This is an advanced tutorial. Be sure to get through Demo Train, Demo Dense and read Section 2.6 of the PhD Thesis Multi-Layer Conditional Random Fields for Revealing Unobserved Entities before proceeding with this tutorial.

In many practical applications, CRFs have lack of expressivity and a groundtruth label map may not be the solution of the CRF model. In order to handle this problem and get more control over the classiﬁcation process with CRFs, we may introduce additional control parameters training.

As a base for this tutorial we take the code from Demo Dense. The model control parameters there are the numerical arguments to the functions DirectGraphicalModels::CGraphExt::addDefaultEdgesModel(), namely the value specifying the smoothness strength and the weighting parameter. In total Demo Dense code includes 4 control parameters, which were selected empirically. In this tutorial we will try to select these parameters automatically in such a way that they will be optimal it terms of the classification accuracy.

Init Parameters		Resulting Parameters
{ 100, 300, 3, 10 }		{ 90, 310, 29.5, 7.9 }

Class Map with accuracy 87.31 %		Class Map with accuracy 90.07 %

In contrast to the internal parameters of the potential functions, model control parameters are estimated separately, after the potentials are trained. This results in an additional second training phase. We start with gathering all the parameters into one vector vParams. We initialize the values of this vector with those values from the original Demo Dense code. The order of the parameters is important: they will be optimized in the same order as they met in the vector vParams. So, we put first two values specifying the smoothness strength of both edge models and then the corresponding weighting parameters.

const std::vector<float> vInitParams = { 100.0f, 300.0f, 3.0f, 10.0f };
const std::vector<float> vInitDeltas = { 10.0f, 10.0f, 1.0f, 1.0f };
      std::vector<float> vParams     = vInitParams;                         // Actual model parameters

Then we initialize the Powell search class. The vector vInitDeltas containes the minimal step values for the search algorithm to change the parameters. The order of these values corresponds to the order of parameters in vInitParams. Too small values in vInitDeltas may make the search more accurate, but also more slow and increase the probability of stucking in a local extremum. Too large values may lead to oscillation and poor convergence.

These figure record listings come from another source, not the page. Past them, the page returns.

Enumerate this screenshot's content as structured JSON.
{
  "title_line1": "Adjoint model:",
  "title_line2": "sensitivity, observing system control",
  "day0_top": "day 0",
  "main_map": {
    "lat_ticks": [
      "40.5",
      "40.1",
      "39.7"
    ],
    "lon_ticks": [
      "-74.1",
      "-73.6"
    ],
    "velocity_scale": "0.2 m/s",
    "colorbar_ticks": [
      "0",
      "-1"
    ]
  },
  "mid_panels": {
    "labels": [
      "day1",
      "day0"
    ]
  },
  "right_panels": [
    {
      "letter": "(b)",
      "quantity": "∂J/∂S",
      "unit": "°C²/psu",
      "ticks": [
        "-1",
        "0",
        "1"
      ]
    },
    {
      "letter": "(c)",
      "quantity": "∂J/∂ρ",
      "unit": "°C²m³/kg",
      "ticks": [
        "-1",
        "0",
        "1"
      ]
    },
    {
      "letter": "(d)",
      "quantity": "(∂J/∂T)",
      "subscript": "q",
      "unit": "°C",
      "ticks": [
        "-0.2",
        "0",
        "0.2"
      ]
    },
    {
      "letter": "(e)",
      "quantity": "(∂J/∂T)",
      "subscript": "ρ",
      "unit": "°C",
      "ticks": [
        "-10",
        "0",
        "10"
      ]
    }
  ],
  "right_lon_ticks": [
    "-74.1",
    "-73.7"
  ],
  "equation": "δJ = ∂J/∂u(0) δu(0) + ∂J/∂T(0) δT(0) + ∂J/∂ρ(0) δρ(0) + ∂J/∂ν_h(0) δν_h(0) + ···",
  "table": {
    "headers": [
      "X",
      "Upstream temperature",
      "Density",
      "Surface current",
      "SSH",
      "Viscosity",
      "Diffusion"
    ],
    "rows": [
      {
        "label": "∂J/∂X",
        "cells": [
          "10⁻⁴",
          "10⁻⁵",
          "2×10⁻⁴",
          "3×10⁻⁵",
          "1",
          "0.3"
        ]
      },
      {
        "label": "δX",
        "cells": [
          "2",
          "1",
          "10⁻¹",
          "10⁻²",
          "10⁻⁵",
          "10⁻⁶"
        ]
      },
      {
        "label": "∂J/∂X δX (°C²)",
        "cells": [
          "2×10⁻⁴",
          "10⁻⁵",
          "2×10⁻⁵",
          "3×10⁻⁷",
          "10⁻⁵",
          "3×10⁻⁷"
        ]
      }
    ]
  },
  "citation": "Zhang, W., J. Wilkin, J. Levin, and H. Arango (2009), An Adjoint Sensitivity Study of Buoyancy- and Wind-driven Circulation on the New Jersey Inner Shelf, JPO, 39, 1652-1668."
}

using namespace DirectGraphicalModels;
CPowell powell(vParams.size());
powell.setInitParams(vInitParams);
powell.setDeltas(vInitDeltas);

The parameters are optimized in the mail loop where we gather graph filling, decoding and evaluation phases with the help of DirectGraphicalModels::CPowell::getParams(). This function takes as argument one floating-point number and returns a vector, containing new parameters which should lead to increase of the argument. In this tutorial we use the overall classification accuracy as the measure to maximize. However it might be a weighted sum of per-class accuracies (i.e. sum of the diagonal elements of the confusion matrix).

// ========================= Training Node Potentials=========================
nodeTrainer->addFeatureVecs(train_fv, train_gt);
nodeTrainer->train();
// Main loop of parameters optimization
for (int i = 1; ; i++) {
    // ================= Filling the Graph =====================
    Mat nodePotentials = nodeTrainer->getNodePotentials(test_fv);               // Classification: CV_32FC(nStates) <- CV_8UC(nFeatures)
    graphKit->getGraphExt().setGraph(nodePotentials);                           // Filling-in the graph nodes
    graphKit->getGraphExt().addDefaultEdgesModel(vParams[0], vParams[2]);
    graphKit->getGraphExt().addDefaultEdgesModel(test_fv, vParams[1], vParams[3]);
    // ====================== Decoding =========================
    vec_byte_t optimalDecoding = graphKit->getInfer().decode(100);
    // ====================== Evaluation =======================
    Mat solution(imgSize, CV_8UC1, optimalDecoding.data());
    confMat.estimate(test_gt, solution);
    
    printf("Iteration: %d, parameters: { ", i);
    for (const float& param : vParams) printf("%.1f ", param);
    printf("}, accuracy: %.2f%%\n", confMat.getAccuracy());
    if (powell.isConverged()) break;
    vParams = powell.getParams(confMat.getAccuracy());
    graphKit->getGraph().reset();
    confMat.reset();
}
vParams = powell.getParams(1);
printf("Resulting parameters: {");
for (const float& param : vParams) printf("%.1f ", param);
printf("}\n");

Please note, that we have to reset both the graph and the confusion matrix after each iteration in the main loop.